The device consists of a wearable harness with sensors that detect when a person is about to fall
Spotted: According to the World Health Organization, falls are the second leading cause of death from unintentional injuries worldwide. In Singapore, 40 per cent of injury-related deaths are due to falls. And with an ageing population, the risk of falls and related injuries is only going to increase. To address this problem, researchers at Nanyang Technological University, Singapore (NTU Singapore) and Tan Tock Seng Hospital (TTSH) have developed an assistive robot that can help to prevent falls.
Called the Mobile Robotic Balance Assistant or MRBA, the device consists of a wearable harness with sensors that detect when a person is about to fall. The harness then triggers the system to extend and provide support.

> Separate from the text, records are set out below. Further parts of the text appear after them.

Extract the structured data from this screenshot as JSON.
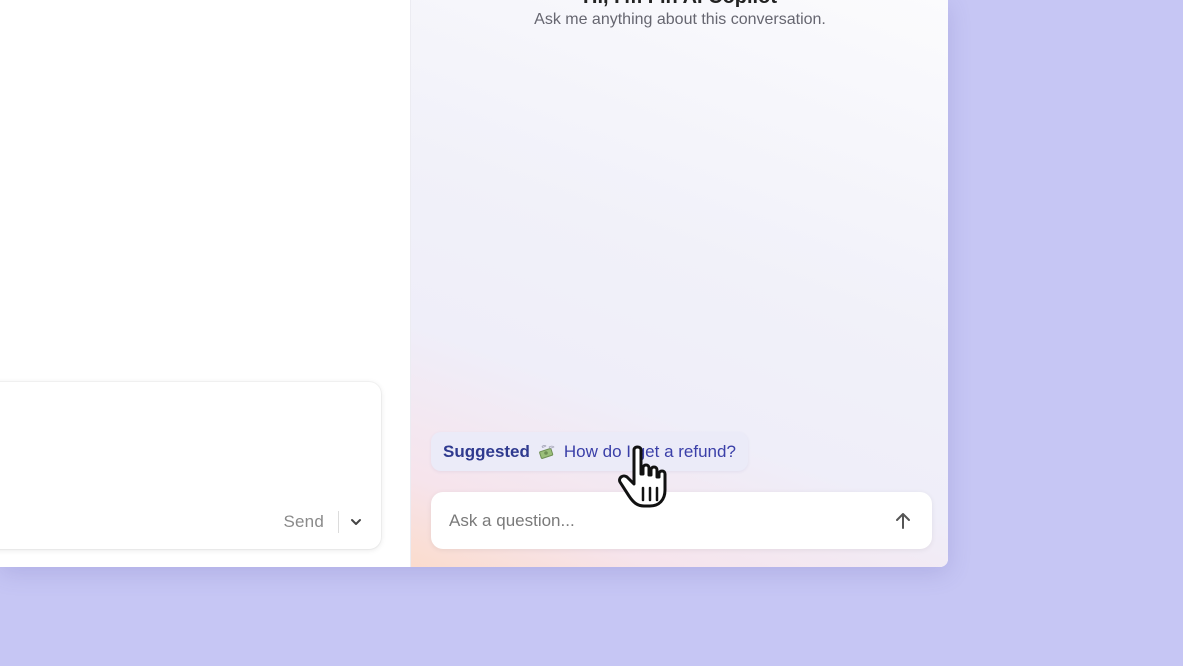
{
  "composer": {
    "send_label": "Send",
    "options_icon": "chevron-down-icon"
  },
  "copilot": {
    "title": "Hi, I'm Fin AI Copilot",
    "subtitle": "Ask me anything about this conversation.",
    "suggested": {
      "label": "Suggested",
      "icon": "money-with-wings-icon",
      "text": "How do I get a refund?"
    },
    "question_input": {
      "placeholder": "Ask a question...",
      "value": ""
    },
    "submit_icon": "arrow-up-icon"
  },
  "colors": {
    "backdrop": "#c6c6f4",
    "accent": "#2f3a8f",
    "chip_background": "#ebebf8"
  }
}
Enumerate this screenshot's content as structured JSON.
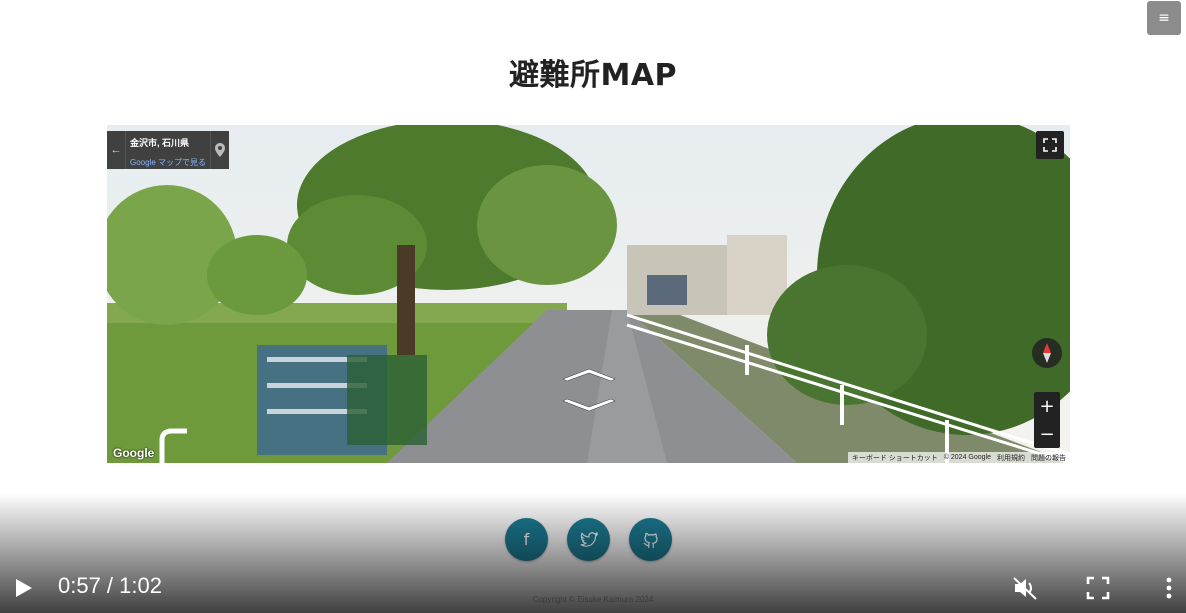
{
  "header": {
    "title": "避難所MAP",
    "menu_icon": "hamburger-icon"
  },
  "streetview": {
    "place": "金沢市, 石川県",
    "maps_link": "Google マップで見る",
    "logo": "Google",
    "attribution": [
      "キーボード ショートカット",
      "© 2024 Google",
      "利用規約",
      "問題の報告"
    ]
  },
  "social": [
    {
      "name": "facebook",
      "icon": "f"
    },
    {
      "name": "twitter",
      "icon": "twitter-icon"
    },
    {
      "name": "github",
      "icon": "github-icon"
    }
  ],
  "footer": {
    "copyright": "Copyright © Eisuke Kaimura 2024"
  },
  "video": {
    "time": "0:57 / 1:02"
  },
  "colors": {
    "social_bg": "#1d7d96",
    "menu_bg": "#8c8c8c"
  }
}
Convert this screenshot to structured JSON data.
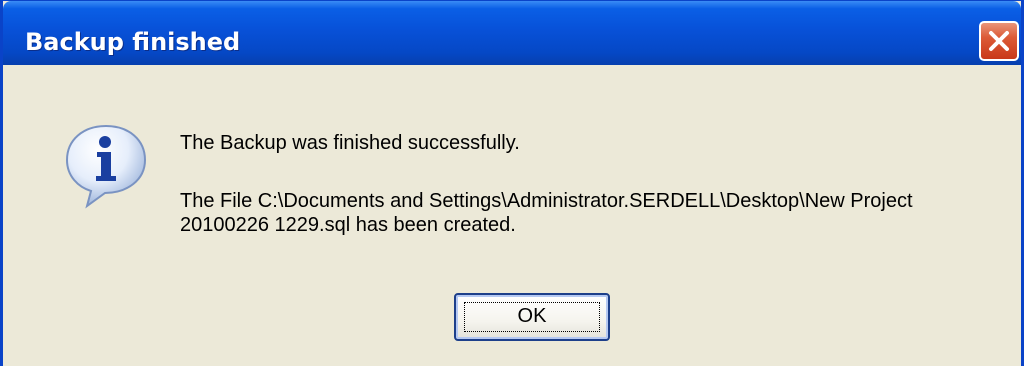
{
  "dialog": {
    "title": "Backup finished",
    "close_icon": "close-icon",
    "info_icon": "info-icon",
    "message_line1": "The Backup was finished successfully.",
    "message_line2": "The File C:\\Documents and Settings\\Administrator.SERDELL\\Desktop\\New Project 20100226 1229.sql has been created.",
    "ok_label": "OK"
  },
  "colors": {
    "titlebar": "#0851d8",
    "window_border": "#0a43c8",
    "body_background": "#ece9d8",
    "close_button": "#dc5b37",
    "ok_button_border": "#1d3f8a"
  }
}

The system is further informed by a depth-sensing camera that observes the user’s movement and a machine-learning algorithm that predicts future imbalances.
In trials, the device was shown to be effective in preventing falls, even in older adults with poor balance control and patients recovering from stroke and spinal cord injuries. It was also found to help with sitting, standing, and walking. The researcher’s aim is for the robot to alslo support physiotherapy by helping recovering patients carry out key rehabilitation exercises.
Next up, the team hopes to further test the device with a group of 71 more participants from day rehabilitation centres. The Rehabilitation Research Institute of Singapore is aiming to commercialise the MRBA within the next year. With further development, this technology has the potential to reduce the number of fall-related injuries and deaths in Singapore as well as other countries with ageing populations.
Medical robots have an important role in providing greater support and transforming the healing process for patients and caretakers. Springwise has spotted a number of innovations in healthcare robotics, including an AI-powered glove designed for wearers with a range of physical conditions and nano-robots fighting bacterial infections.